Pour la seconde fois de la matinée, je sentis la moutarde me monter au nez.
— Et si vous arrêtiez vos gamineries ?
Elle s’arrêta net et mima l’indignation de manière convaincante.
— Mes gamineries ?
— Vos simagrées de femme outrée, si vous préférez. Vous allumez les hommes et vous vous étonnez ensuite qu’il vous arrive des bricoles.
La colère déforma ses traits.
— J’allume les hommes ? Il m’arrive des bricoles ? Une relation sexuelle contre mon gré, c’est ce que vous appelez des bricoles ?

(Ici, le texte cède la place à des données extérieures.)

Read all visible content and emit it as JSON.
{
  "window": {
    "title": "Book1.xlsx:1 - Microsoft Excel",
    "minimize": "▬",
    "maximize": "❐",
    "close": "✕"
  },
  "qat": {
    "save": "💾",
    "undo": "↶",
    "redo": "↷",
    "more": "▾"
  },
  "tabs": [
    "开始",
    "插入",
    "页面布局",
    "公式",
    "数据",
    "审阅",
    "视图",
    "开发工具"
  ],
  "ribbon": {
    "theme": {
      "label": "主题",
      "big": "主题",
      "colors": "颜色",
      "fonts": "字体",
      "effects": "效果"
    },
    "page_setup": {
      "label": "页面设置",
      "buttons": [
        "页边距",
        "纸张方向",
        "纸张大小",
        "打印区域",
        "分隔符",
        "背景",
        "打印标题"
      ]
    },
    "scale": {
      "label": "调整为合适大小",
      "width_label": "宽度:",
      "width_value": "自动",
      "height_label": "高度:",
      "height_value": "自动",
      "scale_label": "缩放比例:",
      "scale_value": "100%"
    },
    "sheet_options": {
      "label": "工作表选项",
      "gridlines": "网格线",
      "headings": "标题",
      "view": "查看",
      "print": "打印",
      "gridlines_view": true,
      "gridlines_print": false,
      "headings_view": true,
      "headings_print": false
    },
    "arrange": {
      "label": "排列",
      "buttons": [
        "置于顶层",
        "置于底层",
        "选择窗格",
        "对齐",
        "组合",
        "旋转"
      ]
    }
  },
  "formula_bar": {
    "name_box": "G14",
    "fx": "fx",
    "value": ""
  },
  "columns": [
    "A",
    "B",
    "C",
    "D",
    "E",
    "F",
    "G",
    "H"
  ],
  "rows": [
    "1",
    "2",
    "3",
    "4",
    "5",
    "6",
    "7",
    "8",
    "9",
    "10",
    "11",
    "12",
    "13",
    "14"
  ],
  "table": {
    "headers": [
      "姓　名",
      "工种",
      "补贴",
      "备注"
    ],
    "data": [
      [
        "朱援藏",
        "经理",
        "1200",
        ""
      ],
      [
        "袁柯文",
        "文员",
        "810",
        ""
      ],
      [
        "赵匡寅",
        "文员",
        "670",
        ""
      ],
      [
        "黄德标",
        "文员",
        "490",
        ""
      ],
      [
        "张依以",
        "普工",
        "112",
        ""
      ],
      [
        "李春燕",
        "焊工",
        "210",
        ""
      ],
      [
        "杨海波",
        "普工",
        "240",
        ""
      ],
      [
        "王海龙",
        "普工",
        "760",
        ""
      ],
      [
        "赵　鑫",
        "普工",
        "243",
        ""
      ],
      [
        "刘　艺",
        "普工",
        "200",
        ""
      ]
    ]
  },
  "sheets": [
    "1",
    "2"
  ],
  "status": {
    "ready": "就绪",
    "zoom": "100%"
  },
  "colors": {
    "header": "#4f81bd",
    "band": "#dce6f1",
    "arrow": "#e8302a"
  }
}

— Je ne parle pas de moi, je parle de cet Américain hier, au bar, que vous avez allumé comme un feu de Bengale.
Elle se mit à hurler.
— Cet Américain, au bar ? Vous savez ce que je faisais avec cet Américain au bar ?
Elle se rua vers sa valise et se mit à fourrager dans ses affaires. Elle en sortit un petit carnet bleu qu’elle me lança au visage.
— Voilà ce que je faisais avec cet Américain.
Je me baissai et ramassai le document.
Il s’agissait du passeport de Tom.
— Je voulais vous aider à sortir du pays sans vous forcer à attendre ces supposés nouveaux passeports. Comme la police belge sait maintenant que vous êtes à Alger, il ne leur faudra pas longtemps pour découvrir que vous vous terrez ici.
Je compris qu’elle jouait la comédie. Elle ne savait rien de l’appel de Witmeur au moment où elle trinquait avec le New-Yorkais.
Je changeai de stratégie et me fis mielleux.
— J’ai mal interprété votre démarche, je vous prie de bien vouloir m’excuser. J’apprécie l’intention, même si je réprouve les moyens. De plus, trafiquer un passeport américain n’est pas à la portée de n’importe qui.
— Inutile de changer la photo, il a le même air niais et content de lui que vous.
Je jugeai son trait d’esprit puéril et m’abstins d’y répondre.
— Je comprends votre énervement. Si vous souhaitez rentrer à Paris, faites-le, je me débrouillerai. Mon passeport arrivera aujourd’hui ou demain, au plus tard. Avant que vous ne partiez, j’aimerais que vous sachiez qu’il y a du nouveau concernant la mort de Nolwenn.